Use the nebula spark connector and the nebula algorithm in the Nebula K8s cluster

Posted by dips_007 on Thu, 10 Mar 2022 04:48:08 +0100

This article was first published in Nebula Graph Community official account

Solution ideas

The most convenient way to solve the problem that K8s cannot connect to the cluster after deploying the Nebula Graph cluster is to run the nebula algorithm / Nebula spark in the same network namespace as the nebula operator, and fill in the MetaD domain name of show hosts meta: the address in port format into the configuration.

Note: the version 2.6.2 or later is required here. Only the nebula spark connector / Nebula algorithm supports the MetaD address in the form of domain name.

Here's the specific network configuration:

Get MetaD address

(root@nebula) [(none)]> show hosts meta
+------------------------------------------------------------------+------+----------+--------+--------------+---------+
| Host                                                             | Port | Status   | Role   | Git Info Sha | Version |
+------------------------------------------------------------------+------+----------+--------+--------------+---------+
| "nebula-metad-0.nebula-metad-headless.default.svc.cluster.local" | 9559 | "ONLINE" | "META" | "d113f4a"    | "2.6.2" |
+------------------------------------------------------------------+------+----------+--------+--------------+---------+
Got 1 rows (time spent 1378/2598 us)

Mon, 14 Feb 2022 08:22:33 UTC

Here, you need to record the Host name so that it can be used in subsequent configuration files.

Fill in the configuration file of Nepal algorithm

Reference documents https://github.com/vesoft-inc/nebula-algorithm/blob/master/nebula-algorithm/src/main/resources/application.conf . There are two ways to fill in the configuration file: modify the TOML file or add configuration information to the nebula spark connector code.
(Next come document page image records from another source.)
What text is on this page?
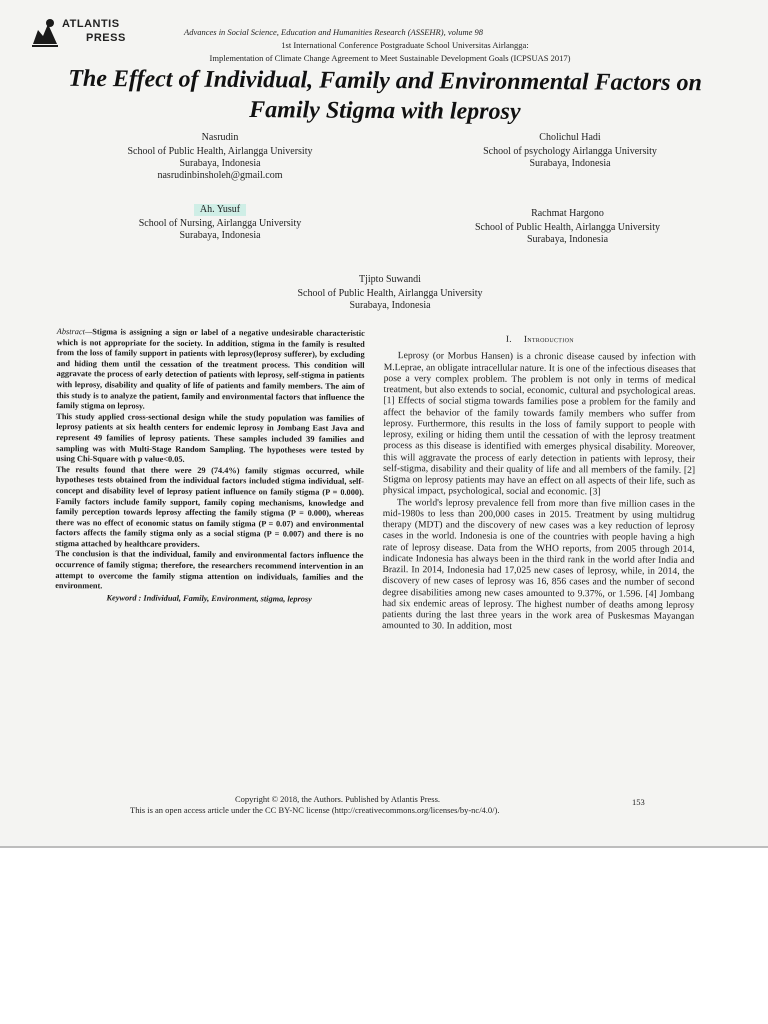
ATLANTIS
PRESS	Advances in Social Science, Education and Humanities Research (ASSEHR), volume 98
1st International Conference Postgraduate School Universitas Airlangga:
Implementation of Climate Change Agreement to Meet Sustainable Development Goals (ICPSUAS 2017)
The Effect of Individual, Family and Environmental Factors on Family Stigma with leprosy
Nasrudin
School of Public Health, Airlangga University
Surabaya, Indonesia
nasrudinbinsholeh@gmail.com
Cholichul Hadi
School of psychology Airlangga University
Surabaya, Indonesia
Ah. Yusuf
School of Nursing, Airlangga University
Surabaya, Indonesia
Rachmat Hargono
School of Public Health, Airlangga University
Surabaya, Indonesia
Tjipto Suwandi
School of Public Health, Airlangga University
Surabaya, Indonesia

Abstract—Stigma is assigning a sign or label of a negative undesirable characteristic which is not appropriate for the society. In addition, stigma in the family is resulted from the loss of family support in patients with leprosy(leprosy sufferer), by excluding and hiding them until the cessation of the treatment process. This condition will aggravate the process of early detection of patients with leprosy, self-stigma in patients with leprosy, disability and quality of life of patients and family members. The aim of this study is to analyze the patient, family and environmental factors that influence the family stigma on leprosy.

This study applied cross-sectional design while the study population was families of leprosy patients at six health centers for endemic leprosy in Jombang East Java and represent 49 families of leprosy patients. These samples included 39 families and sampling was with Multi-Stage Random Sampling. The hypotheses were tested by using Chi-Square with p value<0.05.

The results found that there were 29 (74.4%) family stigmas occurred, while hypotheses tests obtained from the individual factors included stigma individual, self-concept and disability level of leprosy patient influence on family stigma (P = 0.000). Family factors include family support, family coping mechanisms, knowledge and family perception towards leprosy affecting the family stigma (P = 0.000), whereas there was no effect of economic status on family stigma (P = 0.07) and environmental factors affects the family stigma only as a social stigma (P = 0.007) and there is no stigma attached by healthcare providers.

The conclusion is that the individual, family and environmental factors influence the occurrence of family stigma; therefore, the researchers recommend intervention in an attempt to overcome the family stigma attention on individuals, families and the environment.

Keyword : Individual, Family, Environment, stigma, leprosy

I. Introduction

Leprosy (or Morbus Hansen) is a chronic disease caused by infection with M.Leprae, an obligate intracellular nature. It is one of the infectious diseases that pose a very complex problem. The problem is not only in terms of medical treatment, but also extends to social, economic, cultural and psychological areas. [1] Effects of social stigma towards families pose a problem for the family and affect the behavior of the family towards family members who suffer from leprosy. Furthermore, this results in the loss of family support to people with leprosy, exiling or hiding them until the cessation of with the leprosy treatment process as this disease is identified with emerges physical disability. Moreover, this will aggravate the process of early detection in patients with leprosy, their self-stigma, disability and their quality of life and all members of the family. [2] Stigma on leprosy patients may have an effect on all aspects of their life, such as physical impact, psychological, social and economic. [3]

The world's leprosy prevalence fell from more than five million cases in the mid-1980s to less than 200,000 cases in 2015. Treatment by using multidrug therapy (MDT) and the discovery of new cases was a key reduction of leprosy cases in the world. Indonesia is one of the countries with people having a high rate of leprosy disease. Data from the WHO reports, from 2005 through 2014, indicate Indonesia has always been in the third rank in the world after India and Brazil. In 2014, Indonesia had 17,025 new cases of leprosy, while, in 2014, the discovery of new cases of leprosy was 16, 856 cases and the number of second degree disabilities among new cases amounted to 9.37%, or 1.596. [4] Jombang had six endemic areas of leprosy. The highest number of deaths among leprosy patients during the last three years in the work area of Puskesmas Mayangan amounted to 30. In addition, most

Copyright © 2018, the Authors. Published by Atlantis Press.
This is an open access article under the CC BY-NC license (http://creativecommons.org/licenses/by-nc/4.0/).
153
Method 1: modify the TOML file

# ...
  nebula: {
    # algo's data source from Nebula. If data.source is nebula, then this nebula.read config can be valid.
    read: {
        # Fill in the Host name of the meta just obtained here. If multiple addresses are separated by commas under English characters;
         metaAddress: "nebula-metad-0.nebula-metad-headless.default.svc.cluster.local:9559"
#...

Method 2: call the code of nebula spark connector

Ref: https://github.com/vesoft-inc/nebula-spark-connector

  val config = NebulaConnectionConfig
    .builder()
// Fill in the Host name of the meta just obtained here
    .withMetaAddress("nebula-metad-0.nebula-metad-headless.default.svc.cluster.local:9559")
    .withConenctionRetry(2)
    .build()
  val nebulaReadVertexConfig: ReadNebulaConfig = ReadNebulaConfig
    .builder()
    .withSpace("foo_bar_space")
    .withLabel("person")
    .withNoColumn(false)
    .withReturnCols(List("birthday"))
    .withLimit(10)
    .withPartitionNum(10)
    .build()
  val vertex = spark.read.nebula(config, nebulaReadVertexConfig).loadVerticesToDF()

OK, so far, the process seems very simple. So why is such a simple process worth an article?

Configuration information is easy to ignore

Just now we talked about the specific practical operation, but there are some theoretical knowledge here:

a. MetaD implicitly needs to ensure that the address of StorageD can be accessed by Spark environment;

b. The storaged address is obtained from MetaD;

c. In the nebula K8s operator, the source of the StorageD address (service discovery) stored in MetaD is the StorageD configuration file, which is the internal address of K8s.

background knowledge

a. The reason is relatively direct, which is related to the architecture of nebula: the data of the graph is stored in the Storage Service. The query of common statements is transmitted through the Graph Service, and only the connection of graph is enough. The scenario of nebula spark connector using Nebula Graph is to scan the whole graph or sub graph, At this time, the design of separation of computing and storage enables us to bypass the query and read the graph data directly and efficiently.

So the question is, why do you need and only need the address of MetaD?

This is also related to the architecture. The Meta Service contains the distribution data of the whole map and the distribution of each partition and instance of the distributed Storage Service. On the one hand, only Meta has the information of the whole map (required), on the other hand, this information can be obtained from Meta (as long as). Here's the answer to b.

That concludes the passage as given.